Увидел белый ком, летящий к нему из чёрного ельника.
Ком вертелся в воздухе и, наверно, свистел, но Светел слышал низкое, злое гудение, уже видя, где должен был завершиться почти прямой лёт белого кулака. Опытный пращник метил в гусли.
Тело не стало ждать мысли. Светел обнял дедушкину снасть, развернулся… В щит за плечами шарахнуло дубиной, едва устоял.
– Засада!..
Крик чуть припоздал. Слева, справа, сзади летели ещё комья.
– Кли… – начал Гарко.
Светел увидел, как дёрнулась его голова. Ядрецо щёлкнуло по виску, высекло кровавые брызги. Воевода жутковато запрокинулся, рухнул навзничь, разбросал руки. Потонул в пухлом снегу. Светел бросился над ним на колени. По щиту, по ногам кистенями молотил градобой.

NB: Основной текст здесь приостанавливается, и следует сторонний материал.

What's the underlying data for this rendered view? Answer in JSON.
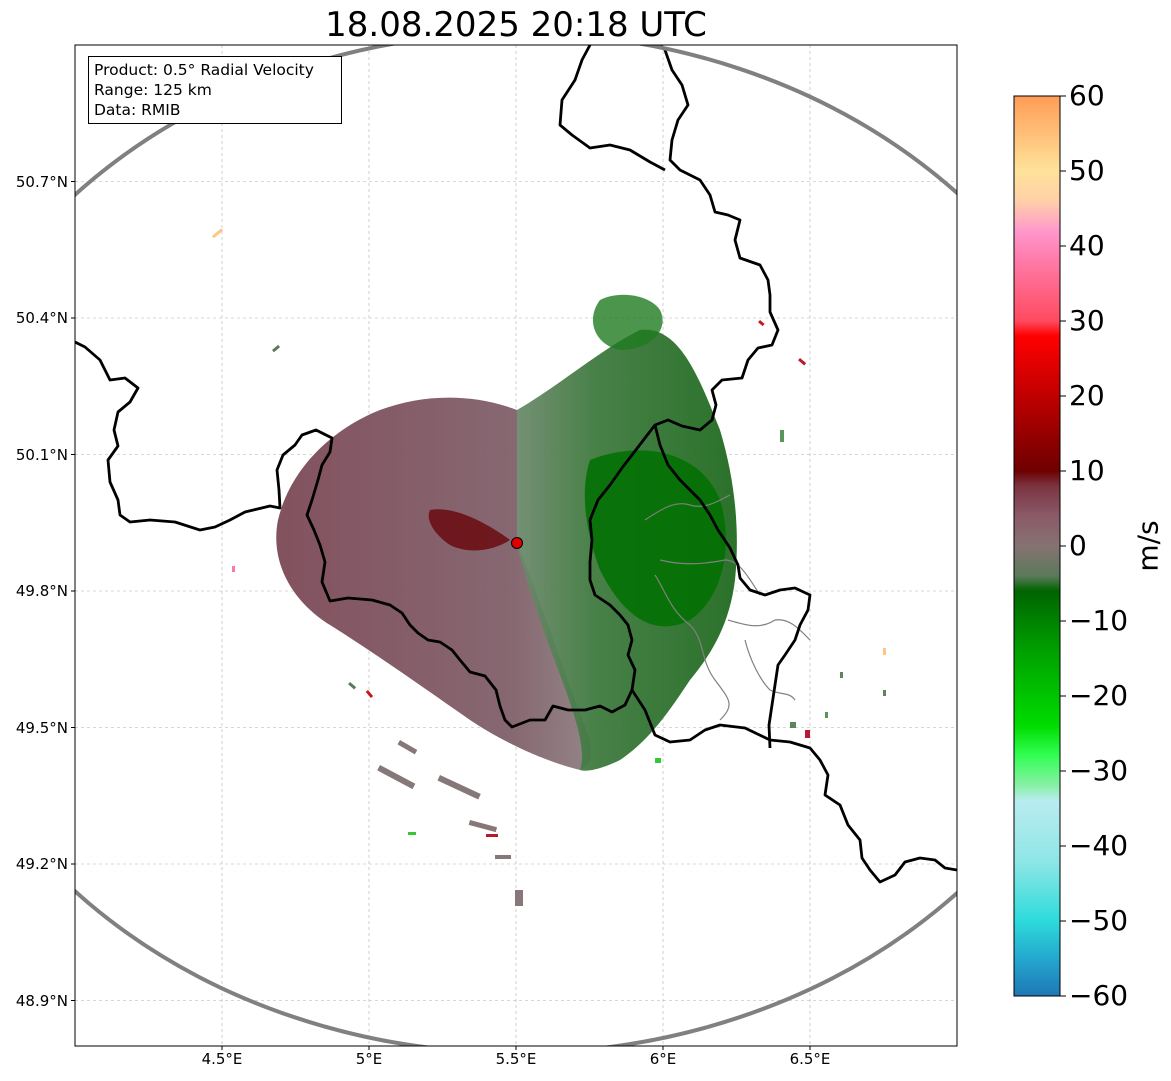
{
  "title": "18.08.2025 20:18 UTC",
  "info_box": {
    "product": "Product: 0.5° Radial Velocity",
    "range": "Range: 125 km",
    "data": "Data: RMIB"
  },
  "map": {
    "lon_range": [
      4.0,
      7.0
    ],
    "lat_range": [
      48.8,
      51.0
    ],
    "radar_site": {
      "lon": 5.505,
      "lat": 49.915
    },
    "range_km": 125,
    "latitude_ticks": [
      {
        "value": 48.9,
        "label": "48.9°N"
      },
      {
        "value": 49.2,
        "label": "49.2°N"
      },
      {
        "value": 49.5,
        "label": "49.5°N"
      },
      {
        "value": 49.8,
        "label": "49.8°N"
      },
      {
        "value": 50.1,
        "label": "50.1°N"
      },
      {
        "value": 50.4,
        "label": "50.4°N"
      },
      {
        "value": 50.7,
        "label": "50.7°N"
      }
    ],
    "longitude_ticks": [
      {
        "value": 4.5,
        "label": "4.5°E"
      },
      {
        "value": 5.0,
        "label": "5°E"
      },
      {
        "value": 5.5,
        "label": "5.5°E"
      },
      {
        "value": 6.0,
        "label": "6°E"
      },
      {
        "value": 6.5,
        "label": "6.5°E"
      }
    ],
    "colors": {
      "range_ring": "#808080",
      "borders": "#000000",
      "sub_borders": "#808080",
      "radar_marker": "#e00000",
      "grid": "#b0b0b0"
    }
  },
  "colorbar": {
    "unit": "m/s",
    "min": -60,
    "max": 60,
    "ticks": [
      {
        "value": 60,
        "label": "60"
      },
      {
        "value": 50,
        "label": "50"
      },
      {
        "value": 40,
        "label": "40"
      },
      {
        "value": 30,
        "label": "30"
      },
      {
        "value": 20,
        "label": "20"
      },
      {
        "value": 10,
        "label": "10"
      },
      {
        "value": 0,
        "label": "0"
      },
      {
        "value": -10,
        "label": "−10"
      },
      {
        "value": -20,
        "label": "−20"
      },
      {
        "value": -30,
        "label": "−30"
      },
      {
        "value": -40,
        "label": "−40"
      },
      {
        "value": -50,
        "label": "−50"
      },
      {
        "value": -60,
        "label": "−60"
      }
    ],
    "stops": [
      {
        "value": -60,
        "color": "#1f77b4"
      },
      {
        "value": -55,
        "color": "#23a8cf"
      },
      {
        "value": -50,
        "color": "#2ddbdb"
      },
      {
        "value": -42,
        "color": "#8fe6e6"
      },
      {
        "value": -34,
        "color": "#b9ecf0"
      },
      {
        "value": -32,
        "color": "#8af0a8"
      },
      {
        "value": -28,
        "color": "#33ff55"
      },
      {
        "value": -24,
        "color": "#00dd00"
      },
      {
        "value": -14,
        "color": "#00a000"
      },
      {
        "value": -6,
        "color": "#006400"
      },
      {
        "value": -4,
        "color": "#5a7a5a"
      },
      {
        "value": 0,
        "color": "#867272"
      },
      {
        "value": 4,
        "color": "#8b5a68"
      },
      {
        "value": 8,
        "color": "#7a3440"
      },
      {
        "value": 10,
        "color": "#6e0000"
      },
      {
        "value": 20,
        "color": "#c00000"
      },
      {
        "value": 28,
        "color": "#ff0000"
      },
      {
        "value": 30,
        "color": "#ff4a60"
      },
      {
        "value": 38,
        "color": "#ff7aa8"
      },
      {
        "value": 42,
        "color": "#ff98cc"
      },
      {
        "value": 46,
        "color": "#ffd0a8"
      },
      {
        "value": 50,
        "color": "#ffe29a"
      },
      {
        "value": 55,
        "color": "#ffbf78"
      },
      {
        "value": 60,
        "color": "#ff9c55"
      }
    ]
  }
}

– За Ойдриговичей! – орали из чащи. – Бей дикомытов!
Дружина, след в след тянувшаяся серединой ручья, начала бестолково сбиваться. Древко с зачехлённым знаменем кренилось туда и сюда. Мелькнуло лицо Зарника: прикушенная губа… Пальцы Светела будто своей волей оказались на струнах, повторили оборванное:
«Клином стройся!»
С третьего раза ребята услышали знакомый призыв. Не зря собирались на озере между Затресьем и Твёржей, недаром терпели взрослые смешки и попрёки.
«Щиты панцирем!»
Этот приказ двое гуслей вызвонили уже согласно, бодро и зло. Крепкие плетёнки брякнули венцом о венец. Выпрямилось знамя. Растерянная ватажка сплачивалась в дружину. Визжащие ядра по-прежнему сотрясали щиты.
– Это за Бакуню вам! – неслось с берегов. – За Дегтяря!
«Какой такой Бакуня?..» Ясно было одно: отверстаться за неведомого пострадальца намерились без шуток. Пращники заготовили не крохлые снежки ребячьих забав – гвоздили ледяными шарами, промороженными до жестокости камня.
«А вот прорвёмся! А вот не удадим – победим!»
Светел натянул бездвижного Гарку на опрокинутый щит. Пол-лица в кровавом снегу, на губах пузыри.
– Зарник, что молчишь? Зарник!..
Подвоевода вертел головой по сторонам.
– Выходить надо! – сказал Светел. – Стоять будем, вовсе забьют!
Зарник очнулся, как от затрещины.
– Тыл показать?.. Гнездарям?.. – Глянул в глаза Светелу, решился: – Веди, коли замысел есть.
От нового удара Светелу за куколь просыпалась морозная пыль, ожгла шею.
«Все вдруг!» – грянули гусли.
Клин развернулся слаженно, в два лыжных шага. Затыльные стали первыми, стиснулись в остриё. Гарку подхватили со щитом, прикрыли собой.
«Бе?жью вперёд!»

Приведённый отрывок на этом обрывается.